By NAN Staff Writer
News Americas, WASHINGTON, D.C., Thurs. Sept 23, 2021: President Joe Biden’s immigration czar and vice president, Caribbean American Kamala Harris, on Wednesday finally expressed “grave concerns” over the treatment of Haitian migrants at the US’ Southern border – three days after a whipping photo emerged from the border of a White border patrol agent using his reins as a whip on black Haitian migrants.
Her comments days later come as U.S. politicians from both parties have criticized the Biden administration’s handling of the migration situation at the border of the United States and Mexico.
Democrats have expressed anger over an incident over the weekend in which mounted U.S. border agents used reins like whips to intimidate migrants trying to cross the river.
On Wednesday, VP Harris reportedly “raised her grave concerns” about the incident in a call with Mayorkas and stressed the need for all border agents “to treat people with dignity, humanely and consistent with our laws and our values.” She said Mayorkas shared her concerns.
DHS Secretary Alejandro Mayorkas said the agents involved had been pulled from front-line duties.
The White House has criticized the use of horse reins to threaten Haitian migrants after images circulated of a U.S. border guard on horseback charging at migrants near a riverside camp in Texas.

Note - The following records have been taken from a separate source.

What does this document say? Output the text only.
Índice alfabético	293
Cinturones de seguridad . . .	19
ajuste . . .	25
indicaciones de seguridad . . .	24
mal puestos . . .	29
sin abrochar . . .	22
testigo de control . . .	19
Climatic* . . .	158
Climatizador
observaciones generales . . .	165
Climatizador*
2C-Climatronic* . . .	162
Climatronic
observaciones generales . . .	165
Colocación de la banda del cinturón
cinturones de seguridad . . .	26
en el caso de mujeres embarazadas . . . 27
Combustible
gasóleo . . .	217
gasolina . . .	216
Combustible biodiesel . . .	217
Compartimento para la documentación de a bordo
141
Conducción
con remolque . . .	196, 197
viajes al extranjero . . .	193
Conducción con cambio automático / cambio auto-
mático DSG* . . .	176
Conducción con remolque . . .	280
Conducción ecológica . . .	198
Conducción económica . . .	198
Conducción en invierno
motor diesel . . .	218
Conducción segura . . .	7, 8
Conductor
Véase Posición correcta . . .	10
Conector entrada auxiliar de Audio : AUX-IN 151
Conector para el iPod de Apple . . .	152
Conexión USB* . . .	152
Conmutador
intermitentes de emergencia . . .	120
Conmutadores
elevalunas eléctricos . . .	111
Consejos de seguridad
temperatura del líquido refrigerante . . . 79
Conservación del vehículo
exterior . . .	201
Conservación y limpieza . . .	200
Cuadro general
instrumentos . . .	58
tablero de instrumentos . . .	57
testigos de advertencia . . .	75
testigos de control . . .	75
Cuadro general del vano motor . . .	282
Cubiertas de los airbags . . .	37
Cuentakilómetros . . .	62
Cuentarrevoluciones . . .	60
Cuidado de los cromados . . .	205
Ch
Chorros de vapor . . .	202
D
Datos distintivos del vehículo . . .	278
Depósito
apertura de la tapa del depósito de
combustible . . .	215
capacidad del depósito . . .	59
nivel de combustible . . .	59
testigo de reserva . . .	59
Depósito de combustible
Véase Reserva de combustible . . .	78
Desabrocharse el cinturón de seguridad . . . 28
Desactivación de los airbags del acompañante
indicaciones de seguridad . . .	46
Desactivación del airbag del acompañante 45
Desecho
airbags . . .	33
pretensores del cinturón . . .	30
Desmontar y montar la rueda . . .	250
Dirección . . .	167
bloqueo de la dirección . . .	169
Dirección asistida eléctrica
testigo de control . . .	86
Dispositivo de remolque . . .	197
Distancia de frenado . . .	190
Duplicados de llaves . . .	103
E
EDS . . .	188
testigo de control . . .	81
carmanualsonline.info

“Secretary Mayorkas shared the Vice President’s concern and noted that he looks forward to updating her on the investigation by the Office of Professional Responsibility once it concludes,” Harris’s chief spokesperson Symone Sanders said.
Both Biden and Harris has actively pursued the Haitian vote in Florida to win in 2019.
Republicans for their part have continued their mantra that the Biden administration has encouraged illegal immigration by relaxing some of the hardline policies put in place by his predecessor, former President Donald Trump.
The US says over 500 Haitians have been deported back to Haiti while Wade McMullen, an attorney with the Robert F. Kennedy Human Rights organization, said several hundred people, mostly pregnant women and parents with children, have been released in Del Rio, Texas, straining resources at a local volunteer-run welcome center.
“People are sleeping at the bus station outside or outside of the airport waiting for their bus or their plane,” to join family or other sponsors in the United States, he told Reuters.
US officials have been trying to clear the encampment under the international bridge in Del Rio, which reached as many as 14,000 people at its peak. Authorities have moved thousands away for immigration processing and deported 500.
This as border arrests have reached 20-year highs this year.